Dialog: Dua yang Bertemu Kembali

Pic. fr: Google search
 

 "Kamu Apa kabar?"

"Baik. Kalau kamu apa kabar?"

"Biasa aja, nih."

"Jadi, sedang baik atau tidak baik?"

"Hahaha ..maksudku, sedang tidak ada hal menarik terjadi di hidupku."

"Tidak ada? setelah dia?"

 

"Bukan melulu segala suatu hal dia jadi penyebab satu-satunya, tapi ya memang ada yang berbeda di hari-hariku setelah nggak lagi sama dia."

"Jadi?"

"Aku baik-baik saja."

"Syukurlah kalau begitu."

"....."

"....."

"Kamu sendiri, gimana dengan pria yang terakhir kali kamu ceritakan?"

"Tidak ada yang berubah."

"Kamu masih mengharapkannya?"

"Bukan. Maksudku, kami tetap berpisah."

"Hahahaha....sinting."

"Dih, ngatain."

"Kalau begitu posisinya di hatimu sudah bergeser?"

"Tentu. Seiring berjalannya waktu."

"Kamu sudah melupakannya?"

"Kecuali jika aku amnesia, aku tidak bisa begitu saja lupa."

"Ah kamu, bukan itu yang aku maksud."

"Hihihi..aku tau. Hmmm...move on bukan sesederhana melupakan, tapi bagaimana seseorang sembuh dari luka."

"Kamu sudah sembuh dari luka itu?"

"Kalau belum, mungkin aku masih sambil menangis menceritakannya padamu."

"Ck, jadi sudah atau--"

"Sudah."

"Sudah melupakannya?"

"Kamu mulai menyebalkan, ya. Yang jelas, aku tidak lagi menanti-nantikan dia seperti dulu."

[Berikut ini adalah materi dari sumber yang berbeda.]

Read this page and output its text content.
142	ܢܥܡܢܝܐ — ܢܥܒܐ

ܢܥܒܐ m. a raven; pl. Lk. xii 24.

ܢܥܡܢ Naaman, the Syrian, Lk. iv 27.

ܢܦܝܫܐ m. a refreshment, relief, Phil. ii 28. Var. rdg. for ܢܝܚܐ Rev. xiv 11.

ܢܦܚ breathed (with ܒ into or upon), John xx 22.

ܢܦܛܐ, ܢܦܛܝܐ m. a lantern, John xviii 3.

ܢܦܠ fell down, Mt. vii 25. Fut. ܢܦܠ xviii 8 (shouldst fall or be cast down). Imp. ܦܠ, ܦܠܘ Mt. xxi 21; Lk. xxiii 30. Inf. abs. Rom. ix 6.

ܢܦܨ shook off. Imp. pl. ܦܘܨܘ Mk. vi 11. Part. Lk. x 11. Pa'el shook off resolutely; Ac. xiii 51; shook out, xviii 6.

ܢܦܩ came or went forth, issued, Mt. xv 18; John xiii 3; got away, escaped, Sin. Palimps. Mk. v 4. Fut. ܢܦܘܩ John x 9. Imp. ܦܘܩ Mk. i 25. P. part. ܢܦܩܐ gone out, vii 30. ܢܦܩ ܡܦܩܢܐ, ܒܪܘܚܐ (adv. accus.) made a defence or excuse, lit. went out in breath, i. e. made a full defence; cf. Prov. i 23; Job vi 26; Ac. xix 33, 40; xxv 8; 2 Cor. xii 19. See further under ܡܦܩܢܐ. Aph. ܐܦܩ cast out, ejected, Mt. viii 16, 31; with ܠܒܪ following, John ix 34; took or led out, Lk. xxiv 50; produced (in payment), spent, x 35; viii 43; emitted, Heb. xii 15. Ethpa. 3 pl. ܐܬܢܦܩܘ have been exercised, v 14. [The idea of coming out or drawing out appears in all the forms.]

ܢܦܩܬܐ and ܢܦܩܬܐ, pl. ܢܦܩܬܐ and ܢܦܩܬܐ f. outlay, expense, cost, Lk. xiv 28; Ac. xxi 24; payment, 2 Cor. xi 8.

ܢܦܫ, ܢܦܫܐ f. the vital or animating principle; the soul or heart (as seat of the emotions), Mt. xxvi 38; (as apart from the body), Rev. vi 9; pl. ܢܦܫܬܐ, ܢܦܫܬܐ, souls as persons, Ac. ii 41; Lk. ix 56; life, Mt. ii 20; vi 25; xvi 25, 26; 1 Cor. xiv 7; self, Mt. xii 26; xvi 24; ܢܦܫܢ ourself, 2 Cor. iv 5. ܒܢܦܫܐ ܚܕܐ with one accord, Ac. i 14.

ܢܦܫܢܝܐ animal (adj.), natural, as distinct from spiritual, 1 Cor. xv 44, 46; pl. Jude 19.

"Kalau begitu, besok dan seterusnya jangan lagi kamu nanti-nantikan dia."

"...."

"Aku serius."

"Iya."

"Kenapa kamu masih sering menulis tentang dia?"

"Kata siapa?" 

"Kataku barusan"

"Kamu juga masih memasang foto berdua dengan dia, kan, di media sosialmu"

"Ah, menyebalkan"

"...."

"Aku...Kalau boleh...."

"Apa?"

"Apakah bisa besok dan seterusnya aku saja yang kamu nanti-nantikan?"

"Hah?"

"Bukan..bukan..bukan...maksudku, aku ingin menjadi seseorang yang ada untuk kamu dan bisa kamu andalkan. Boleh?"

"Hmmmm...."

"Hmmmm????"

"Berusahalah untuk tidak mematahkan hatiku."

"Jangan patahkan hatiku juga."

"Iya"

"Jadi?"

"Boleh."

"Yes!"

                                                                     ***

"Kenapa kamu bisa berpikir semua tulisanku adalah tentang dia?"

"Ceritanya mirip, seperti kamu sedang mencurahkan isi hatimu."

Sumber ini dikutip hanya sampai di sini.